Являлось ли создание этой страны назревшей и неотменимой необходимостью или случайным счастливо реализовавшимся усилием? Ведь только последнее зовется чудом.

Сыграла ли в этом роль любовь к скучным и скученным реестрам, учебникам истории, в которые теряет веру не только читатель, но подчас и сам автор в момент написания?

Может ли душа обрести новое дыхание, приникая к пространным и престранным фрагментам неизвестных текстов, фрагментарность которых вызывает бурный прилив творческой энергии и острую тоску по полному тексту? Хотя известно, что завершенных текстов не бывает: все они внезапно начинаются и также внезапно кончаются, и все великие книги это разомкнутые системы, рождающиеся, как Венера, из пены морской, и исчезающие в ночи.

Встаю с камня, иду вдоль моря, предчувствуя, что на этой родовой линии выстроятся будущие мои романы.

И будут они числом семь.

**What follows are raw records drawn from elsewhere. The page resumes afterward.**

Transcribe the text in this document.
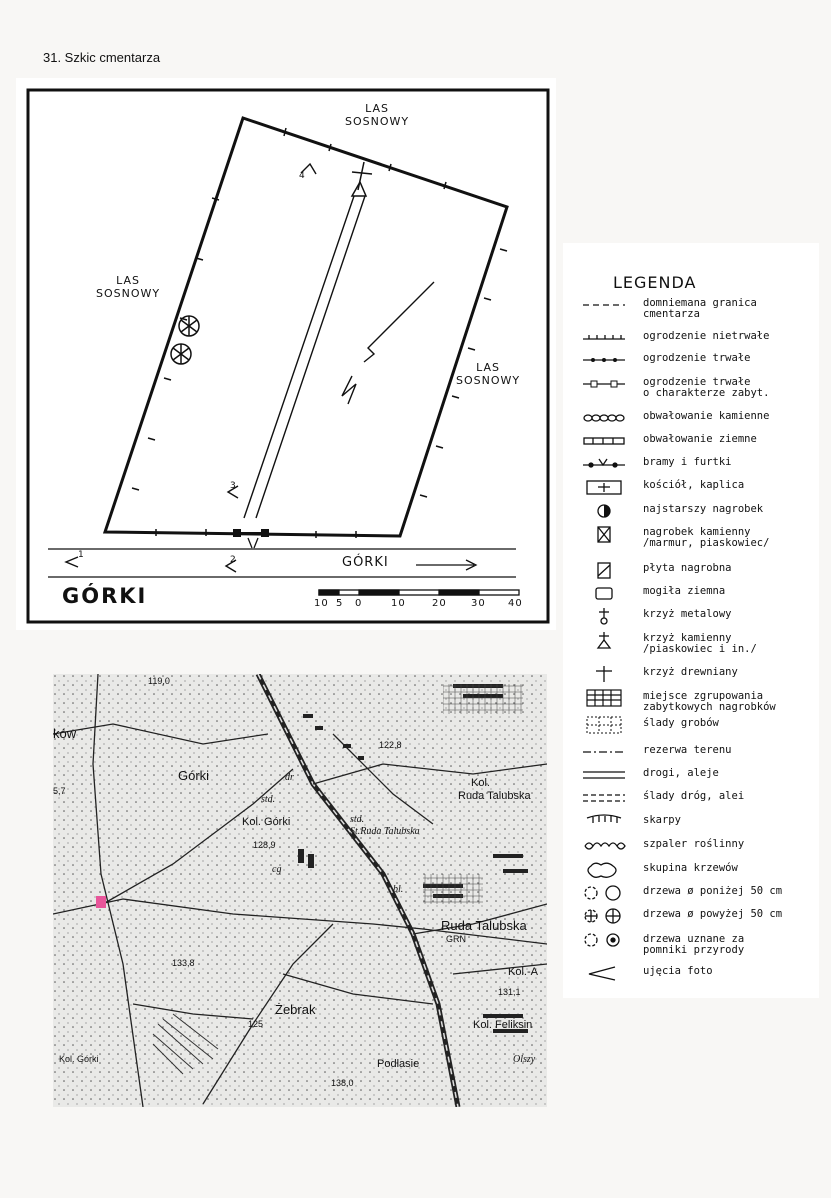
31. Szkic cmentarza
LAS
SOSNOWY
LAS
SOSNOWY
LAS
SOSNOWY
GÓRKI
GÓRKI
1	2
3
4
10 5 0	10	20 30 40
LEGENDA
domniemana granica
cmentarza
ogrodzenie nietrwałe
ogrodzenie trwałe
ogrodzenie trwałe
o charakterze zabyt.
obwałowanie kamienne
obwałowanie ziemne
bramy i furtki
kościół, kaplica
najstarszy nagrobek
nagrobek kamienny
/marmur, piaskowiec/
płyta nagrobna
mogiła ziemna
krzyż metalowy
krzyż kamienny
/piaskowiec i in./
krzyż drewniany
miejsce zgrupowania
zabytkowych nagrobków
ślady grobów
rezerwa terenu
drogi, aleje
ślady dróg, alei
skarpy
szpaler roślinny
skupina krzewów
drzewa ø poniżej 50 cm
drzewa ø powyżej 50 cm
drzewa uznane za
pomniki przyrody
ujęcia foto
119,0
ków
Górki
5,7
Kol. Górki
std.
dr
122,8
Kol.
Ruda Talubska
std.
St.Ruda Talubska
128,9
cg
bl.
Ruda Talubska
GRN
133,8
131,1
Kol.-A
Żebrak
Kol. Feliksin
Podlasie	Olszy
138,0
Kol. Górki
125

Солнце бьет в лицо, заполняя бескрайнее разомкнутое пространство усыпляющей дымкой, и море, как парное молоко, переливается через камни. Песок на краю лагун молчалив, светел, погружен в себя. Вдалеке – одинокий, словно грезящий собой – парус. Слева шумно ворочается огромный город. В правое ухо вливается ровный примусный шум ожидающего непогоды моря. Два мира, сливаясь в слуховых извилинах, несут мою голову на плоском блюде пространства.

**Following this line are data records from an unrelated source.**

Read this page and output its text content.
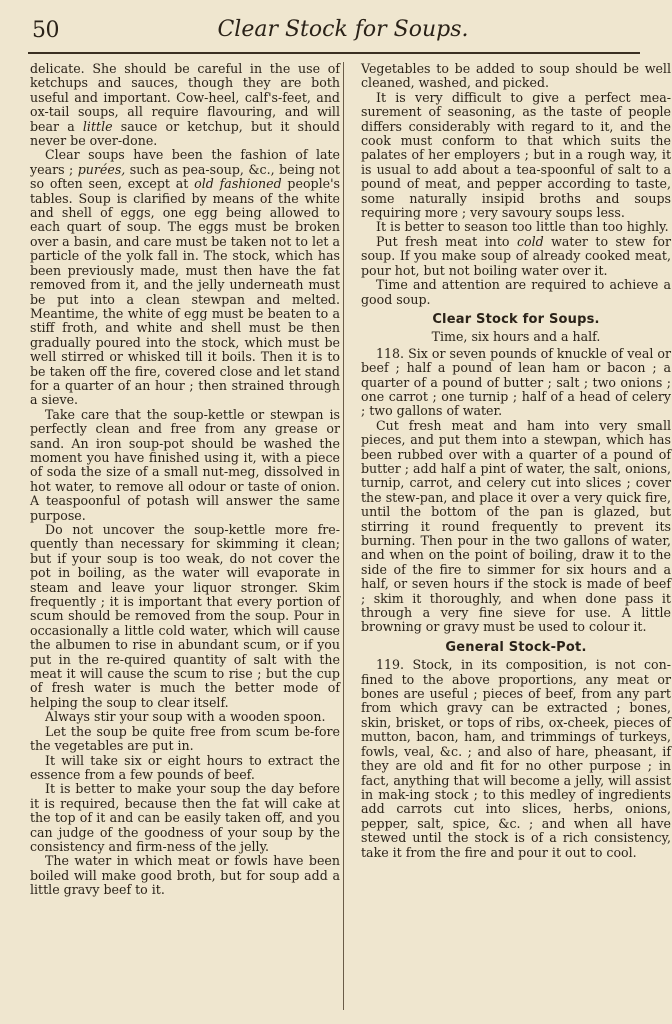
50	Clear Stock for Soups.

delicate. She should be careful in the use of ketchups and sauces, though they are both useful and important. Cow-heel, calf's-feet, and ox-tail soups, all require flavouring, and will bear a little sauce or ketchup, but it should never be over-done.

Clear soups have been the fashion of late years ; purées, such as pea-soup, &c., being not so often seen, except at old fashioned people's tables. Soup is clarified by means of the white and shell of eggs, one egg being allowed to each quart of soup. The eggs must be broken over a basin, and care must be taken not to let a particle of the yolk fall in. The stock, which has been previously made, must then have the fat removed from it, and the jelly underneath must be put into a clean stewpan and melted. Meantime, the white of egg must be beaten to a stiff froth, and white and shell must be then gradually poured into the stock, which must be well stirred or whisked till it boils. Then it is to be taken off the fire, covered close and let stand for a quarter of an hour ; then strained through a sieve.

Take care that the soup-kettle or stewpan is perfectly clean and free from any grease or sand. An iron soup-pot should be washed the moment you have finished using it, with a piece of soda the size of a small nut-meg, dissolved in hot water, to remove all odour or taste of onion. A teaspoonful of potash will answer the same purpose.

Do not uncover the soup-kettle more fre-quently than necessary for skimming it clean; but if your soup is too weak, do not cover the pot in boiling, as the water will evaporate in steam and leave your liquor stronger. Skim frequently ; it is important that every portion of scum should be removed from the soup. Pour in occasionally a little cold water, which will cause the albumen to rise in abundant scum, or if you put in the re-quired quantity of salt with the meat it will cause the scum to rise ; but the cup of fresh water is much the better mode of helping the soup to clear itself.

Always stir your soup with a wooden spoon.

Let the soup be quite free from scum be-fore the vegetables are put in.

It will take six or eight hours to extract the essence from a few pounds of beef.

It is better to make your soup the day before it is required, because then the fat will cake at the top of it and can be easily taken off, and you can judge of the goodness of your soup by the consistency and firm-ness of the jelly.

The water in which meat or fowls have been boiled will make good broth, but for soup add a little gravy beef to it.

Vegetables to be added to soup should be well cleaned, washed, and picked.

It is very difficult to give a perfect mea-surement of seasoning, as the taste of people differs considerably with regard to it, and the cook must conform to that which suits the palates of her employers ; but in a rough way, it is usual to add about a tea-spoonful of salt to a pound of meat, and pepper according to taste, some naturally insipid broths and soups requiring more ; very savoury soups less.

It is better to season too little than too highly.

Put fresh meat into cold water to stew for soup. If you make soup of already cooked meat, pour hot, but not boiling water over it.

Time and attention are required to achieve a good soup.

Clear Stock for Soups.

Time, six hours and a half.

118. Six or seven pounds of knuckle of veal or beef ; half a pound of lean ham or bacon ; a quarter of a pound of butter ; salt ; two onions ; one carrot ; one turnip ; half of a head of celery ; two gallons of water.

Cut fresh meat and ham into very small pieces, and put them into a stewpan, which has been rubbed over with a quarter of a pound of butter ; add half a pint of water, the salt, onions, turnip, carrot, and celery cut into slices ; cover the stew-pan, and place it over a very quick fire, until the bottom of the pan is glazed, but stirring it round frequently to prevent its burning. Then pour in the two gallons of water, and when on the point of boiling, draw it to the side of the fire to simmer for six hours and a half, or seven hours if the stock is made of beef ; skim it thoroughly, and when done pass it through a very fine sieve for use. A little browning or gravy must be used to colour it.

General Stock-Pot.

119. Stock, in its composition, is not con-fined to the above proportions, any meat or bones are useful ; pieces of beef, from any part from which gravy can be extracted ; bones, skin, brisket, or tops of ribs, ox-cheek, pieces of mutton, bacon, ham, and trimmings of turkeys, fowls, veal, &c. ; and also of hare, pheasant, if they are old and fit for no other purpose ; in fact, anything that will become a jelly, will assist in mak-ing stock ; to this medley of ingredients add carrots cut into slices, herbs, onions, pepper, salt, spice, &c. ; and when all have stewed until the stock is of a rich consistency, take it from the fire and pour it out to cool.
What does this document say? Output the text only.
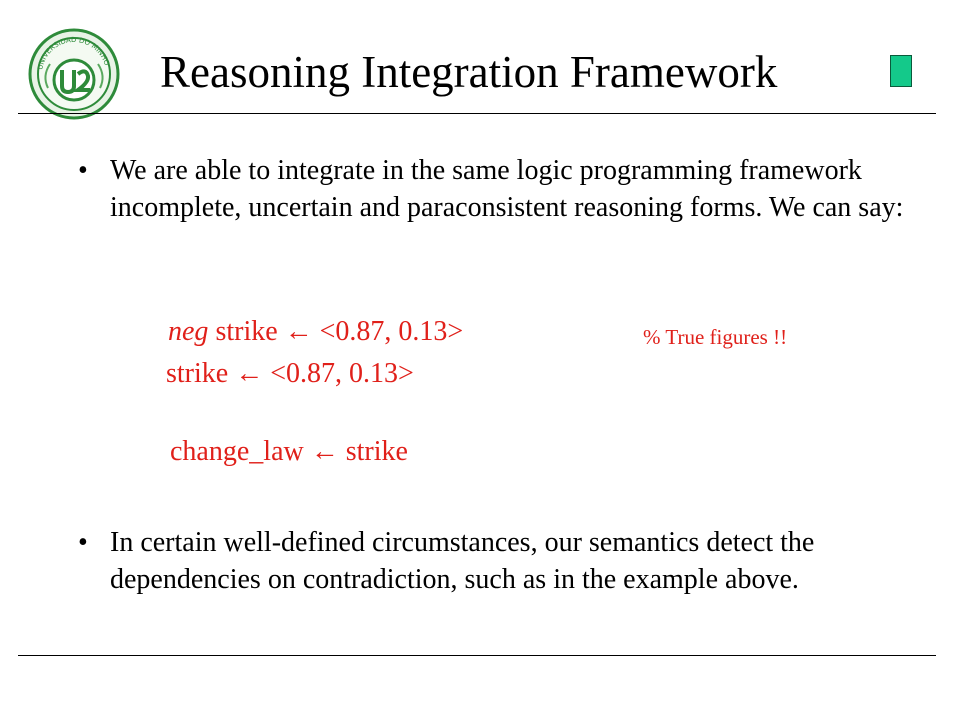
UNIVERSIDAD DO MINHO Reasoning Integration Framework
• We are able to integrate in the same logic programming framework incomplete, uncertain and paraconsistent reasoning forms. We can say:
neg strike ← <0.87, 0.13>	% True figures !!
strike ← <0.87, 0.13>
change_law ← strike
• In certain well-defined circumstances, our semantics detect the dependencies on contradiction, such as in the example above.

Оглядываюсь назад на вереницу лет, смыкающихся за моей спиной, как воды за кормой корабля. Вижу существа и предметы, рвущиеся в узкую горловину моей жизни, которую пробиваю уже за почти восемь десятилетий, – лица, знакомые, полузабытые, ушедшие, – их много, и все они хотят попасть на сцену, пусть даже в качестве статистов, если нет возможности сыграть роль. Как болезненные роды приводят на свет существо, которое становится неотъемлемой частью жизни, так рассечение живого нерва дает истинный опыт существования. Мы всегда страшимся быть самими собой, но только тогда, когда мы выходим из себя, нас отмечают время и пространство.

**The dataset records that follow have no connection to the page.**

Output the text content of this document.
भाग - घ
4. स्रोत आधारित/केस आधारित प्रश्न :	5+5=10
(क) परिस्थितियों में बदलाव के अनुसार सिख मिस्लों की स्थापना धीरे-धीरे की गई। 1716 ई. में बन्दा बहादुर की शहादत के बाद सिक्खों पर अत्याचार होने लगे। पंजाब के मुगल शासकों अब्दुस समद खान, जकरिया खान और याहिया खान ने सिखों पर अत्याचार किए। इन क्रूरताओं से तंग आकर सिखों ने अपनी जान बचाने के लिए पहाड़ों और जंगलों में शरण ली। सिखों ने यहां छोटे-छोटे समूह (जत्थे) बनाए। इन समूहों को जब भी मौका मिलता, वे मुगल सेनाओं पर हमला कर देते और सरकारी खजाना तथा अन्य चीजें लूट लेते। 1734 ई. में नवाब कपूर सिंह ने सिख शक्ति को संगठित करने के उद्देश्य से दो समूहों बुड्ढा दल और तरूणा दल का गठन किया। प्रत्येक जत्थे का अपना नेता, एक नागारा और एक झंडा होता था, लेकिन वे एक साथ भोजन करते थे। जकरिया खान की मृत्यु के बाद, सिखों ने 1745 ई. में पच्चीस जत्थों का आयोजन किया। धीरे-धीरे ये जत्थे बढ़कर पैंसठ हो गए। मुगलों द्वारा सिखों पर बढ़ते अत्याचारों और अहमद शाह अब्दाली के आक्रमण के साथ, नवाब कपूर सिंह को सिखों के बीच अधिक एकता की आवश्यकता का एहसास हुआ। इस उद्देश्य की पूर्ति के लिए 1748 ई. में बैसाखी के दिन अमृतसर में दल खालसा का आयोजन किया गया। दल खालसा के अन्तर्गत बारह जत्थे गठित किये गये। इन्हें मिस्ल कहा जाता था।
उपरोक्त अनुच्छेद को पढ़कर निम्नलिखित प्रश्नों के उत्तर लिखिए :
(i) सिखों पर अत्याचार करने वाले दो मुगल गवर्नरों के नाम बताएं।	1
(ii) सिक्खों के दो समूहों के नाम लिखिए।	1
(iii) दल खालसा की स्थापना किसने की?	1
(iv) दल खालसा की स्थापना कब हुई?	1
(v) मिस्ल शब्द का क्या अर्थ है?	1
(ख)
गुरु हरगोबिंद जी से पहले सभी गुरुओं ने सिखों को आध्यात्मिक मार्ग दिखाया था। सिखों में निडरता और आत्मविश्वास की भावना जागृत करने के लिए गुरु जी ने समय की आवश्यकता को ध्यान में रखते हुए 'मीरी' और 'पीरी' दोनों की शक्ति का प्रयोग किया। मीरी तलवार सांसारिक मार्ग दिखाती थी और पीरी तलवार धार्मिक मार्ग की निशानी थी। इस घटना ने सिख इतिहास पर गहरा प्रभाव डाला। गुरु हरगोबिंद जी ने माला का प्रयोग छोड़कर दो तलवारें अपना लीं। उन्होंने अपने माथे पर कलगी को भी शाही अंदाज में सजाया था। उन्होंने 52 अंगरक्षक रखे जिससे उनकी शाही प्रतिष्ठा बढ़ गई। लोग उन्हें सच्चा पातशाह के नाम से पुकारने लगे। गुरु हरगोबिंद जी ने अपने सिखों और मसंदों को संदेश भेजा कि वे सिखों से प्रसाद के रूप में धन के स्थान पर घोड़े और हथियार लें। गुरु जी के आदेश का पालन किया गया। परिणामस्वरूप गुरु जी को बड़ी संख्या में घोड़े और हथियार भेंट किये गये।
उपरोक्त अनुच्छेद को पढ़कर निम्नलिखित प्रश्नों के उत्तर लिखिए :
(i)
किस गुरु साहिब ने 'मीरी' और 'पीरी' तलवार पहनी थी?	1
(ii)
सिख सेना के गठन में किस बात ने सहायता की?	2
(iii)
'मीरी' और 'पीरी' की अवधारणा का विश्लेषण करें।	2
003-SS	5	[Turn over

Это всегда загадка и печаль, как прихотливо смыкаются обрывки воспоминаний на слабом каркасе времени, воедино скрепляющем человеческую жизнь, переплетая сон и явь и тем самым стереоскопически углубляя зрение.

Идея снов о жизни не давала мне покоя с юности: не предваряет ли, и намного, мир сновидений – миг рождения человека? Ведь он, этот мир сновидений, охватывает половину, если не более, человеческой жизни, с простотой чуда соединяя реальное и потустороннее, тех, кто умер, и тех, кто еще не родился. И начинается он в тот таинственный, но все же существующий миг, когда в органическом сгустке белков и углеводов пробуждается жизнь. Толчком ли сердечной мышцы или сном?

Не снится ли зародышу все его будущее существование за долгие месяцы плавания в миниковчеге в глубинах материнского лона, в минипотопе, который, оказывается, может быть не только карающим, но и дающим жизнь?

В иной день, в поздний час, сижу на камнях, уходящих в средиземноморские воды, чугунно налитые покоем. В памяти возникает лес под луной с пляшущими, как лешаки, деревьями за окнами электрички, несущейся от Киевского вокзала к Переделкино, с грохотом распахиваемых дверей, скрежетом сцеплений, мгновенной тишиной полустанков, опахивающих волчьей свежестью лесных дебрей, с мигом, когда остаешься вместе с переделкинским дебаркадером, оглушенный каплющими водяными звуками, лесным безмолвием. Железный визг, ржавый грохот и хлам уносится прочь по рельсовой кривой в темный колодец ночи, чтобы смолкнуть за поворотом, как рухнуть на его дно, и, кажется, звук твоих одиноких шагов ловят медные колокола на холме и сотни могил, залегших в его брюшине. Дороге от Киевского вокзала до крайней дачи справа, за кладбищем, повезло: по ней часто шагал и ездил Пастернак.

Его гениальной пристальностью она вошла в вечность.

Этой узкой полосе земли с каркасом гор Иудеи и Галилеи, с зеленью долин и гортанной обожженностью пустынь, скрепленной по родовому береговому шву с бездной средиземноморских вод, повезло от сотворения мира.

Пристальностью Б-га она вошла в вечность.